L’alimentazione forzata, o gavage, è stata definita dall’Unione Europea come “altamente lesiva del benessere animale”, arrivando a vietarla su tutto il territorio, con deroga per i paesi dove è considerata pratica corrente (attualmente solo cinque paesi europei possono continuare a produrlo). Ma cosa significa gavage per gli animali? Anatre e oche vengono alimentate a forza, più volte al giorno, con lo scopo di farle ammalare di lipidosi epatica. Il loro fegato diventa fino a 10 volte più grande di uno normale e per questi poveri animali diventa difficoltoso non solo muoversi, persino respirare. Vengono uccisi quando la dimensione del fegato non potrebbe assolutamente più aumentare e il loro fegato malato, o grasso, servito come delicatezza nei ristoranti di lusso.

Proviamo per un attimo a immaginare cosa significherebbe per noi essere alimentati a forza con un imbuto lungo fino alla trachea e sentire il fegato crescere fino al peso di 15/20 kg! Non a caso anche il governo italiano ha vietato la pratica del gavage perché crudele. Dal 2007 nel nostro paese non è più possibile produrre foie gras, mentre in altre parti del mondo come in California o nella città di New York si è arrivati perfino al divieto di venderlo o servirlo nei ristoranti.

Qui da noi può ancora essere importato e venduto, arrivando soprattutto dalla Francia: leader indiscusso del settore che con 18mila tonnellate l’anno, il Paese vanta l’80% della produzione mondiale. Per questo nel 2015, dopo aver documentato le violenze subite dagli animali all’interno di alcuni allevamenti francesi, abbiamo lanciato la campagna #ViaDagliScaffali. Lo scopo era quello di convincere i marchi della grande distribuzione organizzata a cessare la vendita di foie gras e oggi, a distanza di alcuni anni, possiamo dire di aver centrato quasi pienamente l’obiettivo.

Dopo trattative, incontri, petizioni, proteste da parte dei sostenitori dell’associazione, ben 12 dei più importanti marchi del mercato italiano hanno scelto di mettere via dagli scaffali questo prodotto, rappresentando un totale di più di 11.500 punti vendita. Negli incontri con i responsabili di questi marchi abbiamo sempre trovato un consenso generale sul fatto che si tratti di una pratica crudele e violenta.

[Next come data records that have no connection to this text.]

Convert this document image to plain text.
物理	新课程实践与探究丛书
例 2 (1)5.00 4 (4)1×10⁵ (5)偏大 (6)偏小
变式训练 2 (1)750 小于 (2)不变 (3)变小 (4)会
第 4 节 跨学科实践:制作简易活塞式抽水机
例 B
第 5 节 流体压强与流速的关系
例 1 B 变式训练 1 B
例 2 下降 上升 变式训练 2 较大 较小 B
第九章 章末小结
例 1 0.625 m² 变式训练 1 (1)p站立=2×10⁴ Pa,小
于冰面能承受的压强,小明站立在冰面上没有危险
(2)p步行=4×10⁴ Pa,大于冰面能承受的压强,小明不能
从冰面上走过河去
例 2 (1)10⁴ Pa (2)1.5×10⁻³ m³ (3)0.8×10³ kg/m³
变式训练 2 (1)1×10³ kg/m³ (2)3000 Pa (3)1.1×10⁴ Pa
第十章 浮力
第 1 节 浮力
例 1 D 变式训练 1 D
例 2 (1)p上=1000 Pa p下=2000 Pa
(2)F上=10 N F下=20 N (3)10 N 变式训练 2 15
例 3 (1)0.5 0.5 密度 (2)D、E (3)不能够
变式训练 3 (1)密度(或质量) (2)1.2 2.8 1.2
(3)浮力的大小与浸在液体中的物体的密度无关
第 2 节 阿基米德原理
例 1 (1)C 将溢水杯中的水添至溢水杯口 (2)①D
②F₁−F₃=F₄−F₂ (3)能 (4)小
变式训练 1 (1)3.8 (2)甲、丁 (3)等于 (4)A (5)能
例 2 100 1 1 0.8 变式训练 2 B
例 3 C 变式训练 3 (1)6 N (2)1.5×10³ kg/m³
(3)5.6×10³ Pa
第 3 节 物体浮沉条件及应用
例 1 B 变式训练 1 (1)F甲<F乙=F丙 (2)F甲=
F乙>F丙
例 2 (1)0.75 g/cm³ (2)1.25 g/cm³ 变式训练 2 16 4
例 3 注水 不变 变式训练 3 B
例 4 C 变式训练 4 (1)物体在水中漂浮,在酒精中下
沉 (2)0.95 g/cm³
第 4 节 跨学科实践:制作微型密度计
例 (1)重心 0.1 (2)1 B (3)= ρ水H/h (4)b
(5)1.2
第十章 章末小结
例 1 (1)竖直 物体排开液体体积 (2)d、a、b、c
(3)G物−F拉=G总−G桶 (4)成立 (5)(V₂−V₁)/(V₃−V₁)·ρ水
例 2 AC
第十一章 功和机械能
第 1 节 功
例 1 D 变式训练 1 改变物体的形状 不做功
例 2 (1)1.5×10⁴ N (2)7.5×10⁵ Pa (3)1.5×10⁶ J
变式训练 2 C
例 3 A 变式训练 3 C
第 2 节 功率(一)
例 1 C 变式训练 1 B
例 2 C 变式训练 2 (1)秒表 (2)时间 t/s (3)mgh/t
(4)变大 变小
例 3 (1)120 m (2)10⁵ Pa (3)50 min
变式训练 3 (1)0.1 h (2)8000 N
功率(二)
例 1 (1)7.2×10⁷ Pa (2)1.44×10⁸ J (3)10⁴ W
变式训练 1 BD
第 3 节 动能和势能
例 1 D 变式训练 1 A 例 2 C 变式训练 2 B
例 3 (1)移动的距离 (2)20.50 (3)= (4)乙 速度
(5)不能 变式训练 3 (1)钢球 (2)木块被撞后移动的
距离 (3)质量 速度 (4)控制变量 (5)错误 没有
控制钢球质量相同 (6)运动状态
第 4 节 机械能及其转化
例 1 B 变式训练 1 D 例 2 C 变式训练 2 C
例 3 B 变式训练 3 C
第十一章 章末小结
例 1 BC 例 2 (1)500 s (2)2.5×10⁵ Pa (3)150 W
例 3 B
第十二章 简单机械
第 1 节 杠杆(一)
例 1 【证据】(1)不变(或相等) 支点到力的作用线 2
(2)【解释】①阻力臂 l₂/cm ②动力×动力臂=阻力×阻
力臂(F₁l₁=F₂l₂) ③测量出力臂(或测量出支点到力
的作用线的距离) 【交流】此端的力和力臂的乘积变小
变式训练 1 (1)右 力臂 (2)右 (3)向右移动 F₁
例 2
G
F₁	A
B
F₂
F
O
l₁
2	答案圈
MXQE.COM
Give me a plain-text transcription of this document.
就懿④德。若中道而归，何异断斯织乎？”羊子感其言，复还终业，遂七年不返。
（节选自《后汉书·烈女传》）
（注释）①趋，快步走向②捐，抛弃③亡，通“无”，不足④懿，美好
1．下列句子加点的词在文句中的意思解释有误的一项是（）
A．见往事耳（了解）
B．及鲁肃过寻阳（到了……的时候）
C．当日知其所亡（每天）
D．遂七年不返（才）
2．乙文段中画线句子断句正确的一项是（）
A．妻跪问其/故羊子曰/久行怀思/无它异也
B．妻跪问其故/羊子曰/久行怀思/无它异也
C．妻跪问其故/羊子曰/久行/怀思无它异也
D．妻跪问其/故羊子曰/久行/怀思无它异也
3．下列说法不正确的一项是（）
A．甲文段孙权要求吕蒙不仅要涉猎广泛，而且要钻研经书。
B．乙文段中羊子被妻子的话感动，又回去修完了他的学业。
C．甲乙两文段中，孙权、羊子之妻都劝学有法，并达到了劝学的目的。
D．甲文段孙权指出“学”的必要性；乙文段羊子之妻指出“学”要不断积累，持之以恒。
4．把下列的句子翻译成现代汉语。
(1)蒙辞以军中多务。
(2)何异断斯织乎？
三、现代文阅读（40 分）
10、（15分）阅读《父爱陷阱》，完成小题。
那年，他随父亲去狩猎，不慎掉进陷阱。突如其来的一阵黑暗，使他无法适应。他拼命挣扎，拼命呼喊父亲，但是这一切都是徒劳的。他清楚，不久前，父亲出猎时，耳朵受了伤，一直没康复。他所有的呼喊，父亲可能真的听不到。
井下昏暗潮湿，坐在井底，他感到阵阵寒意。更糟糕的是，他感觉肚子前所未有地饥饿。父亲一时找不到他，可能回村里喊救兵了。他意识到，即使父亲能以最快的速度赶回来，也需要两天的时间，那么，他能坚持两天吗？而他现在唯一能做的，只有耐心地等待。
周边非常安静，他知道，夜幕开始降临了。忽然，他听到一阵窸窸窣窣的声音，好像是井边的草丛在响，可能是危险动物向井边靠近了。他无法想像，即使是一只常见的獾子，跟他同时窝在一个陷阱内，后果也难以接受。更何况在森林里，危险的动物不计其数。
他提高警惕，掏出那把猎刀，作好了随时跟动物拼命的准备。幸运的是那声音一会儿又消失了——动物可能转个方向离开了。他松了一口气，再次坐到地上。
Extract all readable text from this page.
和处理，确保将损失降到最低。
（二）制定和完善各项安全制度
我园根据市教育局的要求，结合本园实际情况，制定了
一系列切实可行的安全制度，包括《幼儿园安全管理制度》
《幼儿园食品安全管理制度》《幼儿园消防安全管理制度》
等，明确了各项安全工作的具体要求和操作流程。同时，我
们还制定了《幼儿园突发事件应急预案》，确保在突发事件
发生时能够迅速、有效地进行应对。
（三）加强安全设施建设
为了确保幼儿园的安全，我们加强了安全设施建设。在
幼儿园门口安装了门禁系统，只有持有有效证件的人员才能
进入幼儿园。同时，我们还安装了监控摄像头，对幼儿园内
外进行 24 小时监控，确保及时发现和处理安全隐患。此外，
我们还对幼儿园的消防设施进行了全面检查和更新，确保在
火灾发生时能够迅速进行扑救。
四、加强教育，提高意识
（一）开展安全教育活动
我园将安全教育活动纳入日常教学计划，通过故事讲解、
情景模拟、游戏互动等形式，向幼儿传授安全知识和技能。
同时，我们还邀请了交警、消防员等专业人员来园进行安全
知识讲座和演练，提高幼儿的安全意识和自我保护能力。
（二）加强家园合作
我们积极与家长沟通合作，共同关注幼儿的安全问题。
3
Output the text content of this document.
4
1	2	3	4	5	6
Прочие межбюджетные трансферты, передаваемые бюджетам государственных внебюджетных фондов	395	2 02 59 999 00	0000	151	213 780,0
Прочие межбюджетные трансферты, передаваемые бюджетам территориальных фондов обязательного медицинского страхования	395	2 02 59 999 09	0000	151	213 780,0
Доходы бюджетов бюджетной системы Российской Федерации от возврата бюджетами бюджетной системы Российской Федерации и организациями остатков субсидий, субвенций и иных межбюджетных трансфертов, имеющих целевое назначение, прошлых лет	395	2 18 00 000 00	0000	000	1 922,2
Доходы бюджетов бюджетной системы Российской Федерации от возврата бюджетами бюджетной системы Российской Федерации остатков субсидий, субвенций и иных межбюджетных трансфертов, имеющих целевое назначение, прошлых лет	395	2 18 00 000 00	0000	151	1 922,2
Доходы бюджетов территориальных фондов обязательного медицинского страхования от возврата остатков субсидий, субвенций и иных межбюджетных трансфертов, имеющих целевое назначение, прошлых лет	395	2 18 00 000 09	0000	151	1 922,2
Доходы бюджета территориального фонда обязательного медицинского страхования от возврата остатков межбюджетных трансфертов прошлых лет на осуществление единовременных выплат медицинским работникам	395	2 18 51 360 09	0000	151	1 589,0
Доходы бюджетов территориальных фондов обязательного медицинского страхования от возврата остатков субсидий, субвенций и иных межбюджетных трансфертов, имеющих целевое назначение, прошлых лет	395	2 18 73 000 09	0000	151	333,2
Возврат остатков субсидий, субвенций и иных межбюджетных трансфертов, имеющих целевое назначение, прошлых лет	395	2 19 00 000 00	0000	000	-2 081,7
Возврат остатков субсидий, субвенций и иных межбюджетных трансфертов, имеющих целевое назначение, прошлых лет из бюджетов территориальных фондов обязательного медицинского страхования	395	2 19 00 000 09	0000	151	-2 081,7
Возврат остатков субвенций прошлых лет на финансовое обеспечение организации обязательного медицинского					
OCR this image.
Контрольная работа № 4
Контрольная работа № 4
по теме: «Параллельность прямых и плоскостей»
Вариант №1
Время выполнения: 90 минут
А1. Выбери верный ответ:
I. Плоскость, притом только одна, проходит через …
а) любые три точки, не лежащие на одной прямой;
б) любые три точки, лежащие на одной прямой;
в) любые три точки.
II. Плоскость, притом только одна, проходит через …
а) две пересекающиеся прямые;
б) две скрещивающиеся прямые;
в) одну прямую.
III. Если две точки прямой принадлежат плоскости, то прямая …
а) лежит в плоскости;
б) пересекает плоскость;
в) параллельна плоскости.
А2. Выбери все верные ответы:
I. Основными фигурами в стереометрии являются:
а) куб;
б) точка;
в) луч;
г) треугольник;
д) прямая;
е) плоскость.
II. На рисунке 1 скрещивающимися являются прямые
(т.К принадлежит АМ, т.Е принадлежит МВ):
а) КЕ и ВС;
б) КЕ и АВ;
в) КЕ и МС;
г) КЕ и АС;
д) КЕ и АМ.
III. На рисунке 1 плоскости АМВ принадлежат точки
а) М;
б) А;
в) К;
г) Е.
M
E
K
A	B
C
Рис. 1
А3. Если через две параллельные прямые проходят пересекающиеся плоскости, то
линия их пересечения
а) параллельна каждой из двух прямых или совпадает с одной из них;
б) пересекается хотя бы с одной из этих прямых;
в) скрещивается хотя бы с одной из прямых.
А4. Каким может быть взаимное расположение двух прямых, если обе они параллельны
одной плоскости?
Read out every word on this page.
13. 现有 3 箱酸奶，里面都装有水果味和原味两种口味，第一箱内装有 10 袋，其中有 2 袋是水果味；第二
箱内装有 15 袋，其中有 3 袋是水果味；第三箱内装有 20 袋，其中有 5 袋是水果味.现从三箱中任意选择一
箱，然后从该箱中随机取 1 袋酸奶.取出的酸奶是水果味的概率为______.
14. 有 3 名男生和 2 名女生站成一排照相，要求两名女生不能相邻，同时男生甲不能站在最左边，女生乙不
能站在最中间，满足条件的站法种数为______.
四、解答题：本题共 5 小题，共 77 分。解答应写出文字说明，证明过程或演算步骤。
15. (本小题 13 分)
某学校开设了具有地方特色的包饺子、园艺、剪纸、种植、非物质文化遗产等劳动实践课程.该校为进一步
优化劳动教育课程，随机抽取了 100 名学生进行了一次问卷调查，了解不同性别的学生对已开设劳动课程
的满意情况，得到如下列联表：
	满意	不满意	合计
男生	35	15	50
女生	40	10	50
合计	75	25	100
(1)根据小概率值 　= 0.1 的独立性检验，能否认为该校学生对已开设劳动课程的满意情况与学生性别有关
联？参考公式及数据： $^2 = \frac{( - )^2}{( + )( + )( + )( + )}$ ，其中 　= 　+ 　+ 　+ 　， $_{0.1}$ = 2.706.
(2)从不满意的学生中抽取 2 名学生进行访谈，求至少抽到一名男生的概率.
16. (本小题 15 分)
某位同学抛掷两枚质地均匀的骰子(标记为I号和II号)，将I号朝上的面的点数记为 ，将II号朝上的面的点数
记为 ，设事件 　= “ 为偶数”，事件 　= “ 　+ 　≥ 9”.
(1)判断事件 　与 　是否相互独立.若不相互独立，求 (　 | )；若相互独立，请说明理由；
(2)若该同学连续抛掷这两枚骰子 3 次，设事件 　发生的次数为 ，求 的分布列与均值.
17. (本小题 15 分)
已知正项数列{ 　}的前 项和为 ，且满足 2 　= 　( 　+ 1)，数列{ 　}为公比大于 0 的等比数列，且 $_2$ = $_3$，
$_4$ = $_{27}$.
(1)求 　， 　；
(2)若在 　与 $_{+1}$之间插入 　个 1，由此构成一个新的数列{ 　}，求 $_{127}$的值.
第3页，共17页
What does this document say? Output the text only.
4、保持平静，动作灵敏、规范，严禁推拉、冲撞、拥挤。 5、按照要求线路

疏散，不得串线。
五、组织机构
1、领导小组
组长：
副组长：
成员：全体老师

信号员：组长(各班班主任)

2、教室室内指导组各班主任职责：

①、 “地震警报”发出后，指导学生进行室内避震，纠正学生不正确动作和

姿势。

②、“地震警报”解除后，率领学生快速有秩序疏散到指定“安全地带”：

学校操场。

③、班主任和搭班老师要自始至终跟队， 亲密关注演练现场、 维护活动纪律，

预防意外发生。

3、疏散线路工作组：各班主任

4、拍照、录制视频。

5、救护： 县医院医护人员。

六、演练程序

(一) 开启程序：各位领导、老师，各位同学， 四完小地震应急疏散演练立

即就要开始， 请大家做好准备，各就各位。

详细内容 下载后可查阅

Come dicevamo appunto, la campagna ha centrato il suo obiettivo quasi pienamente: c’è ancora un marchio importante che vende foie gras e non ha ascoltato le richieste delle quasi 90mila persone che hanno firmato la petizione. Si tratta degli ipermercati Iper la Grande I.

E proprio questa settimana è stata lanciata una nuova mobilitazione, con una nuova petizione specifica e tantissime persone che via mail o sui social stanno chiedendo a Iper di fare una scelta a favore degli animali. Sono praticamente gli ultimi rimasti a non voler prendere le distanze dalla tortura di anatre e oche la produzione di foie gras.

Noi pensiamo che anche quest’azienda risponderà positivamente all’appello. Dopodiché potremo dire che non esisterà più foie gras nei supermercati italiani e che i consumatori avranno ottenuto un passo in avanti per gli animali.